History of Local Streams as Drinking Water Sources
In November of 1792 a few members of the Board of Trustees of the future University of North Carolina set out in search of a site for a public university. The search committee rode on horseback through central North Carolina and settled on the present location.
The State Legislature required that the public university be located five or more miles from the county seat in Hillsborough to protect students from the drinking and distractions that were associated with the county court.
A wooded ridge located about eleven miles south of the county courthouse and containing freshwater springs was chosen for the site of the University of North Carolina.
The importance of the springs in the choosing of this location can not be over stated. On old maps of the town and campus the springs and streams are indicated and given names such as “Chapel Spring,” “Eminence Rock Spring,” “Meeting of the Waters” and “Poplar Spring.”
While building Old East and the tutor’s house, workmen building the campus buildings brought water from a spring located east of the construction site. Prior to the construction of a campus well, the university relied on springs and streams for drinking water.

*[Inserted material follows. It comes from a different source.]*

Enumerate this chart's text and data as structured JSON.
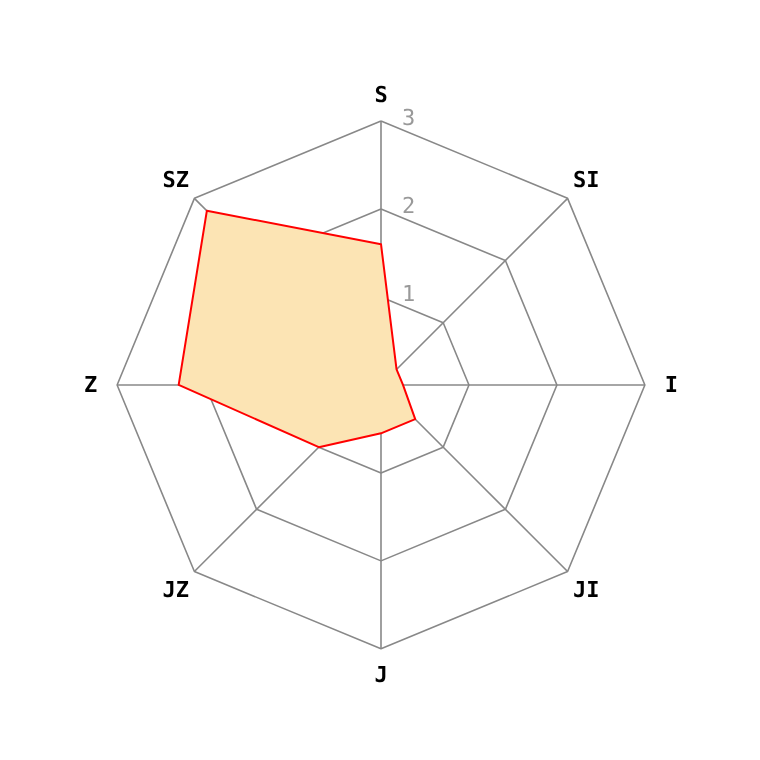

President Battle had this to say about Battle Branch:
In addition to furnishing food, the Board required the Steward to give the floors, passages and staircases a fortnightly washing, to have the students’ rooms swept and made twice a day, and to have brought from ‘the spring’ at least four times a day a sufficient quantity of water in the judgment of the Faculty. The spring mentioned was near the Episcopal Church rear wall, the head of the streamlet going through Battle Park. It was then bold and pure. General Clingman informed me that it was used as late as 1861.
The spring is still there behind the Chapel of the Cross in the Coker Arboretum, although it no longer seems “bold and pure.”
In January of 1897, Professor Joshua W. Gore gave the Trustees several options for increasing the campus water supply. The Trustees chose to take water from Bolin Creek by employing a steam pump and storing the water in tanks on top of the South Building. The General Assembly appropriated $7,300 to install the Bolin Creek pump which was located near Yeargin’s Mill. The pre-Revolution Yeargin’s Mill was located on Bolin Creek north of Tanbark Creek in the area of the present-day Umstead Park. The location of the steam pump was just east of this location.
Some of the equipment for the water tanks was still in place in the attic of the South Building as of 2004. The line for delivering the water ran from Bolin Creek up the hill along Church Street, parallel and west of Columbia Street.
As of 1902, Bolin Creek was still used as water supply for campus but the system did not supply enough water for the campus and water on campus was considered a scarce commodity. By this time the steam powered water pump had been replaced by a small gasoline engine.
In 1922, after a severe drought in 1921, water was piped from Morgan Creek and treated by a filtration system near Phillips Hall. Remnants of this filtration system were still present in the Phillips Annex Building in 2004. The old concrete pumping station that was used at Morgan Creek was still visible in 2001 and was located seventy-five feet southwest of the present dam.
In the early 1930s, the Conservation Corp of America built the University Lake Dam on Morgan Creek, creating a water source that still serves UNC, Chapel Hill, and Carrboro.
- Madry, Sarah Brandes. Well Worth A Shindy: The Architectural and Philosophical History of the Old Well at the University of North Carolina at Chapel Hill. (New York, Lincoln, and Shanghai: iUniverse, Inc., 2004), 399.